Skin aging is a gradual process that leads to wrinkle formation, laxity, and overall changes in skin appearance. In recent years, the demands to noninvasive treatments for facial rejuvenation increased, along with a variety of technologies and devices, such as radiofrequency. The present study aimed to evaluate the clinical effects of a multipolar radiofrequency and pulsed electromagnetic field treatment for face and neck rejuvenation. Eleven patients with mild to moderate grades of photoaging underwent eight radiofrequency and pulsed electromagnetic field treatment sessions, once a week. Clinical photographs were taken before and a week after the end of the treatment, and improvement of facial skin parameters was evaluated by two different investigators. Significant improvement in skin laxity was observed in all eleven patients (100%).
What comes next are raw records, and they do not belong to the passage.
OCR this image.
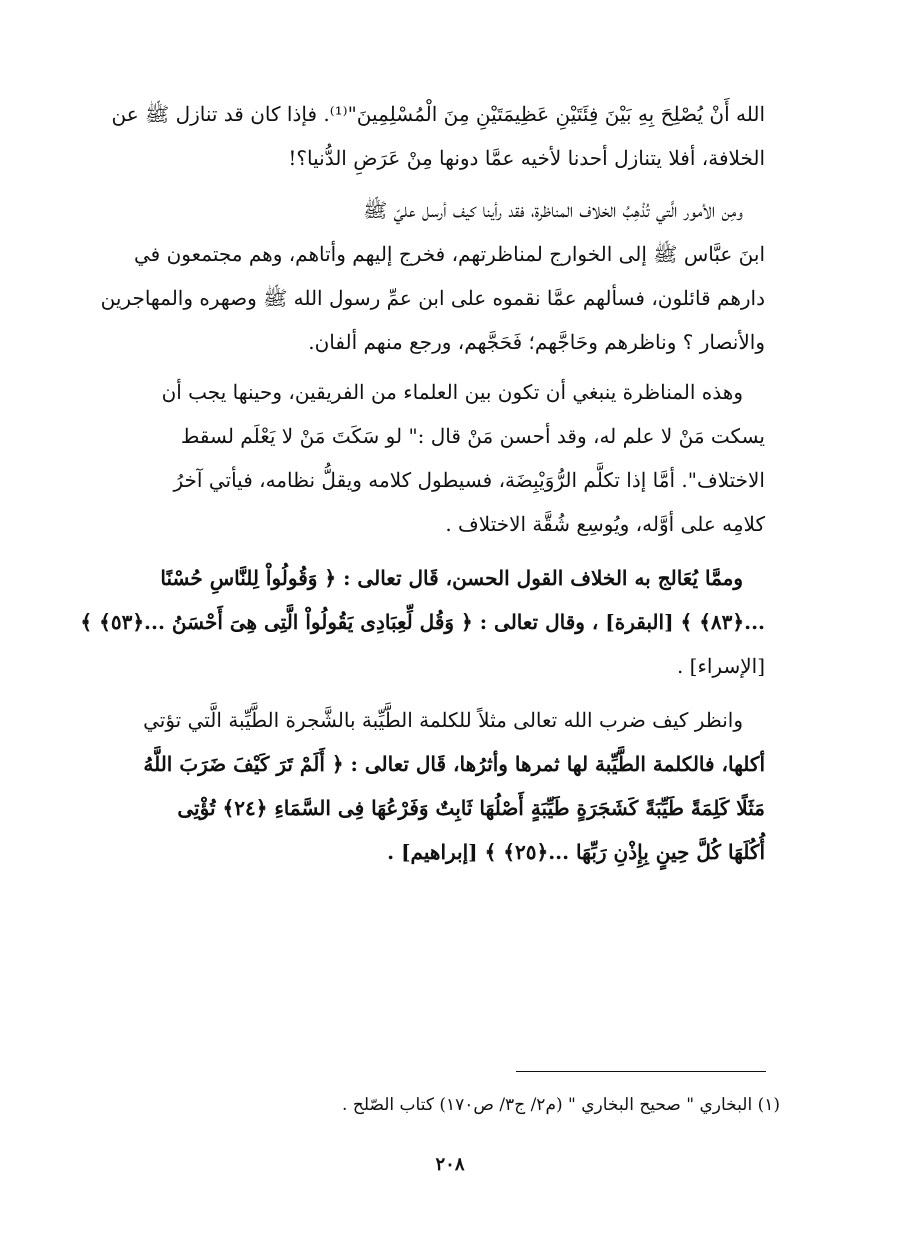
الله أَنْ يُصْلِحَ بِهِ بَيْنَ فِئَتَيْنِ عَظِيمَتَيْنِ مِنَ الْمُسْلِمِينَ"⁽¹⁾. فإذا كان قد تنازل ﷺ عن
الخلافة، أفلا يتنازل أحدنا لأخيه عمَّا دونها مِنْ عَرَضِ الدُّنيا؟!
ومِن الأمور الَّتي تُذْهِبُ الخلاف المناظرة، فقد رأينا كيف أرسل عليّ ﷺ
ابنَ عبَّاس ﷺ إلى الخوارج لمناظرتهم، فخرج إليهم وأتاهم، وهم مجتمعون في
دارهم قائلون، فسألهم عمَّا نقموه على ابن عمِّ رسول الله ﷺ وصهره والمهاجرين
والأنصار ؟ وناظرهم وحَاجَّهم؛ فَحَجَّهم، ورجع منهم ألفان.
وهذه المناظرة ينبغي أن تكون بين العلماء من الفريقين، وحينها يجب أن
يسكت مَنْ لا علم له، وقد أحسن مَنْ قال :" لو سَكَتَ مَنْ لا يَعْلَم لسقط
الاختلاف". أمَّا إذا تكلَّم الرُّوَيْبِضَة، فسيطول كلامه ويقلُّ نظامه، فيأتي آخرُ
كلامِه على أوَّله، ويُوسِع شُقَّة الاختلاف .
وممَّا يُعَالج به الخلاف القول الحسن، قَال تعالى : ﴿ وَقُولُواْ لِلنَّاسِ حُسْنًا
...﴿٨٣﴾ ﴾ [البقرة] ، وقال تعالى : ﴿ وَقُل لِّعِبَادِى يَقُولُواْ الَّتِى هِىَ أَحْسَنُ ...﴿٥٣﴾ ﴾
[الإسراء] .
وانظر كيف ضرب الله تعالى مثلاً للكلمة الطَّيِّبة بالشَّجرة الطَّيِّبة الَّتي تؤتي
أكلها، فالكلمة الطَّيِّبة لها ثمرها وأثرُها، قَال تعالى : ﴿ أَلَمْ تَرَ كَيْفَ ضَرَبَ اللَّهُ
مَثَلًا كَلِمَةً طَيِّبَةً كَشَجَرَةٍ طَيِّبَةٍ أَصْلُهَا ثَابِتٌ وَفَرْعُهَا فِى السَّمَاءِ ﴿٢٤﴾ تُؤْتِى
أُكُلَهَا كُلَّ حِينٍ بِإِذْنِ رَبِّهَا ...﴿٢٥﴾ ﴾ [إبراهيم] .
(١) البخاري " صحيح البخاري " (م٢/ ج٣/ ص١٧٠) كتاب الصّلح .
٢٠٨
Improvement in facial contour was noted in 73% and 100% of patients when analyzed by investigators A and B, respectively. The score for overall improvement in skin condition was 3 ± 0.78 for investigator A and 3.6 ± 0.67 for investigator B. All patients were satisfied with the procedure and noted significant improvement in the skin. The combined multipolar radiofrequency and pulsed electromagnetic field device is effective and safe for treatment of aged skin in Brazilian patients.